The College has showcased student art before — plenty of times. But never like this.
“4×4: The Debut Student Art Exhibition Series,” which runs March 17-April 21, gave each participating student free reign over one-fourth of the new student exhibition spaces — his or her own little corner of the Art and Interactive Multimedia (IMM) Building, to do with what he or she pleased. Exhibits were selected and will be assessed by an “outside professional juror,” according to the exhibition series’ brochure, and student artists will receive recognition and accolades at an April 21 reception and awards ceremony.
The exhibition series is the first of its kind at the College. Sixteen exhibitions will be displayed over a period of four weeks, four per week, thus the series’ title, “4×4.”
Works will materialize on the bare walls as the result of either construction or curation — students will work individually or collaborate. In the spirit of possibility embodied by the new workspaces, few restrictions encumber the student artists. Students were urged to fill the empty spaces as they liked.

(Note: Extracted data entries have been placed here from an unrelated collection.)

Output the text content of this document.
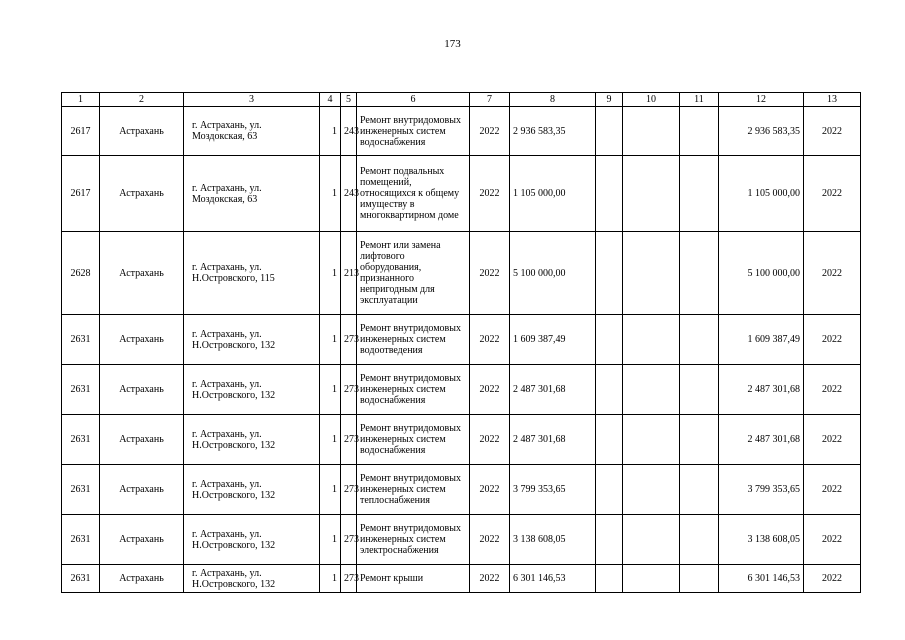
173
1	2	3	4	5	6	7	8	9	10	11	12	13
2617	Астрахань	г. Астрахань, ул.
Моздокская, 63	1	243	Ремонт внутридомовых инженерных систем водоснабжения	2022	2 936 583,35				2 936 583,35	2022
2617	Астрахань	г. Астрахань, ул.
Моздокская, 63	1	243	Ремонт подвальных помещений, относящихся к общему имуществу в многоквартирном доме	2022	1 105 000,00				1 105 000,00	2022
2628	Астрахань	г. Астрахань, ул.
Н.Островского, 115	1	213	Ремонт или замена лифтового оборудования, признанного непригодным для эксплуатации	2022	5 100 000,00				5 100 000,00	2022
2631	Астрахань	г. Астрахань, ул.
Н.Островского, 132	1	273	Ремонт внутридомовых инженерных систем водоотведения	2022	1 609 387,49				1 609 387,49	2022
2631	Астрахань	г. Астрахань, ул.
Н.Островского, 132	1	273	Ремонт внутридомовых инженерных систем водоснабжения	2022	2 487 301,68				2 487 301,68	2022
2631	Астрахань	г. Астрахань, ул.
Н.Островского, 132	1	273	Ремонт внутридомовых инженерных систем водоснабжения	2022	2 487 301,68				2 487 301,68	2022
2631	Астрахань	г. Астрахань, ул.
Н.Островского, 132	1	273	Ремонт внутридомовых инженерных систем теплоснабжения	2022	3 799 353,65				3 799 353,65	2022
2631	Астрахань	г. Астрахань, ул.
Н.Островского, 132	1	273	Ремонт внутридомовых инженерных систем электроснабжения	2022	3 138 608,05				3 138 608,05	2022
2631	Астрахань	г. Астрахань, ул.
Н.Островского, 132	1	273	Ремонт крыши	2022	6 301 146,53				6 301 146,53	2022
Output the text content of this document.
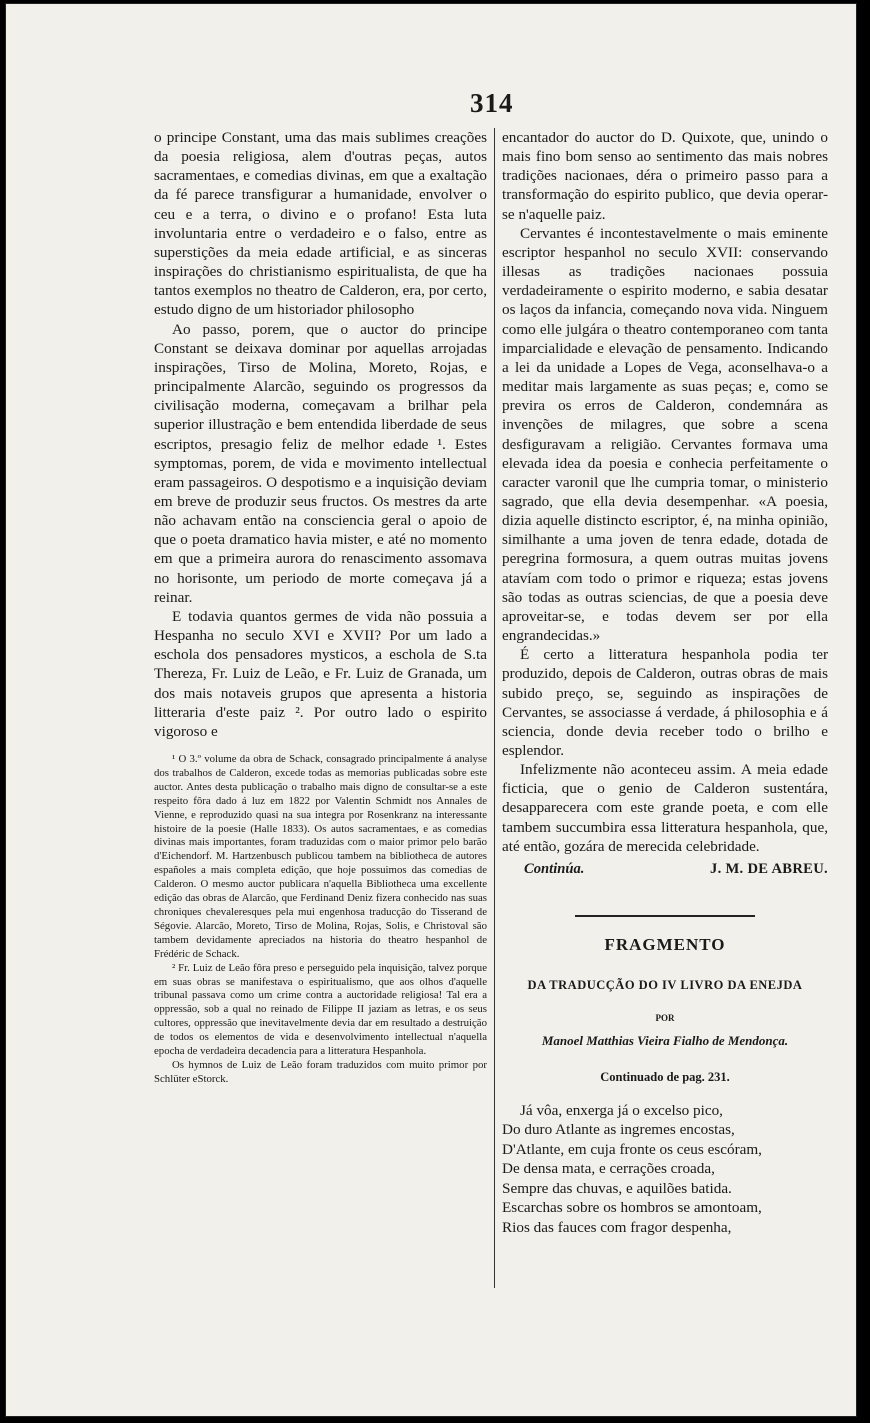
314

o principe Constant, uma das mais sublimes creações da poesia religiosa, alem d'outras peças, autos sacramentaes, e comedias divinas, em que a exaltação da fé parece transfigurar a humanidade, envolver o ceu e a terra, o divino e o profano! Esta luta involuntaria entre o verdadeiro e o falso, entre as superstições da meia edade artificial, e as sinceras inspirações do christianismo espiritualista, de que ha tantos exemplos no theatro de Calderon, era, por certo, estudo digno de um historiador philosopho

Ao passo, porem, que o auctor do principe Constant se deixava dominar por aquellas arrojadas inspirações, Tirso de Molina, Moreto, Rojas, e principalmente Alarcão, seguindo os progressos da civilisação moderna, começavam a brilhar pela superior illustração e bem entendida liberdade de seus escriptos, presagio feliz de melhor edade ¹. Estes symptomas, porem, de vida e movimento intellectual eram passageiros. O despotismo e a inquisição deviam em breve de produzir seus fructos. Os mestres da arte não achavam então na consciencia geral o apoio de que o poeta dramatico havia mister, e até no momento em que a primeira aurora do renascimento assomava no horisonte, um periodo de morte começava já a reinar.

E todavia quantos germes de vida não possuia a Hespanha no seculo XVI e XVII? Por um lado a eschola dos pensadores mysticos, a eschola de S.ta Thereza, Fr. Luiz de Leão, e Fr. Luiz de Granada, um dos mais notaveis grupos que apresenta a historia litteraria d'este paiz ². Por outro lado o espirito vigoroso e

¹ O 3.º volume da obra de Schack, consagrado principalmente á analyse dos trabalhos de Calderon, excede todas as memorias publicadas sobre este auctor. Antes desta publicação o trabalho mais digno de consultar-se a este respeito fôra dado á luz em 1822 por Valentin Schmidt nos Annales de Vienne, e reproduzido quasi na sua integra por Rosenkranz na interessante histoire de la poesie (Halle 1833). Os autos sacramentaes, e as comedias divinas mais importantes, foram traduzidas com o maior primor pelo barão d'Eichendorf. M. Hartzenbusch publicou tambem na bibliotheca de autores españoles a mais completa edição, que hoje possuimos das comedias de Calderon. O mesmo auctor publicara n'aquella Bibliotheca uma excellente edição das obras de Alarcão, que Ferdinand Deniz fizera conhecido nas suas chroniques chevaleresques pela mui engenhosa traducção do Tisserand de Ségovie. Alarcão, Moreto, Tirso de Molina, Rojas, Solis, e Christoval são tambem devidamente apreciados na historia do theatro hespanhol de Frédéric de Schack.

² Fr. Luiz de Leão fôra preso e perseguido pela inquisição, talvez porque em suas obras se manifestava o espiritualismo, que aos olhos d'aquelle tribunal passava como um crime contra a auctoridade religiosa! Tal era a oppressão, sob a qual no reinado de Filippe II jaziam as letras, e os seus cultores, oppressão que inevitavelmente devia dar em resultado a destruição de todos os elementos de vida e desenvolvimento intellectual n'aquella epocha de verdadeira decadencia para a litteratura Hespanhola.

Os hymnos de Luiz de Leão foram traduzidos com muito primor por Schlüter eStorck.

encantador do auctor do D. Quixote, que, unindo o mais fino bom senso ao sentimento das mais nobres tradições nacionaes, déra o primeiro passo para a transformação do espirito publico, que devia operar-se n'aquelle paiz.

Cervantes é incontestavelmente o mais eminente escriptor hespanhol no seculo XVII: conservando illesas as tradições nacionaes possuia verdadeiramente o espirito moderno, e sabia desatar os laços da infancia, começando nova vida. Ninguem como elle julgára o theatro contemporaneo com tanta imparcialidade e elevação de pensamento. Indicando a lei da unidade a Lopes de Vega, aconselhava-o a meditar mais largamente as suas peças; e, como se previra os erros de Calderon, condemnára as invenções de milagres, que sobre a scena desfiguravam a religião. Cervantes formava uma elevada idea da poesia e conhecia perfeitamente o caracter varonil que lhe cumpria tomar, o ministerio sagrado, que ella devia desempenhar. «A poesia, dizia aquelle distincto escriptor, é, na minha opinião, similhante a uma joven de tenra edade, dotada de peregrina formosura, a quem outras muitas jovens atavíam com todo o primor e riqueza; estas jovens são todas as outras sciencias, de que a poesia deve aproveitar-se, e todas devem ser por ella engrandecidas.»

É certo a litteratura hespanhola podia ter produzido, depois de Calderon, outras obras de mais subido preço, se, seguindo as inspirações de Cervantes, se associasse á verdade, á philosophia e á sciencia, donde devia receber todo o brilho e esplendor.

Infelizmente não aconteceu assim. A meia edade ficticia, que o genio de Calderon sustentára, desapparecera com este grande poeta, e com elle tambem succumbira essa litteratura hespanhola, que, até então, gozára de merecida celebridade.

Continúa.	J. M. DE ABREU.
FRAGMENTO
DA TRADUCÇÃO DO IV LIVRO DA ENEJDA
POR
Manoel Matthias Vieira Fialho de Mendonça.
Continuado de pag. 231.
Já vôa, enxerga já o excelso pico,
Do duro Atlante as ingremes encostas,
D'Atlante, em cuja fronte os ceus escóram,
De densa mata, e cerrações croada,
Sempre das chuvas, e aquilões batida.
Escarchas sobre os hombros se amontoam,
Rios das fauces com fragor despenha,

This can be an imposing task to face.
“The challenge, and the wonderful thing about the challenge, that the Student Exhibition Spaces … present is that they are not white cubes,” wrote Kate Kraczon, assistant curator at the Institute of Contemporary Art at the University of Pennsylvania and juror for the “4×4” series, in the exhibition brochure. “They are an opportunity to work within unorthodox parameters as a young artist, to experience early in your career the frustrations and rewards that these spaces offer.”
An annual showcase of student work has been a keystone of the art program at the College for many years, but, as College Art Gallery director Sarah Cunningham noted, this is a “reincarnation” of the traditional exhibition.
“New this year, with the new building, are separate student-proposed and executed exhibitions in the Student Exhibition Spaces,” Cunningham explained in an e-mail, “rather than one big exhibit featuring all of the accepted students’ work.”
This week’s featured artists, whose works will be displayed until March 23, are Patrick Hughes, senior art education major, Keith Kozak, junior art education major, Katie
Rossiter, junior fine arts major, and Lindsey Hardifer, sophomore graphic design major. Hughes’ “Vis-à-vis” offers original abstract paintings, alternately colorful and black and white, full and sparse. He shares an exhibition room with Kozak, whose “Examination: A Look into the Art of the Form” explores, as its title suggests, several traditional forms of artistic expression: his exhibit includes photography, a pen-and-ink drawing, and two sculptures of sorts, “American Dorodango” — a small metal ball placed squarely in the middle of a patch of dirt atop a pedestal — and “Reflected Enclosure,” an intricate 3-D design made of Plexiglas.
Rossiter and Hardifer inhabit the other gallery with their two exhibits, “Untitled (String Room)” and “Things Remembered.” The former is an installation of strings zigzagging the room in a tumult, occupying the entire expanse of Room 119A. The latter is a series of black and white images that conjures a sense of nostalgia with its running theme of lace winding dreamily through the numerous, untitled works.
Sponsored by the Art Department, the Art Students Association (ASA) and the College Art Gallery, the second installation of the series will be put into effect March 26.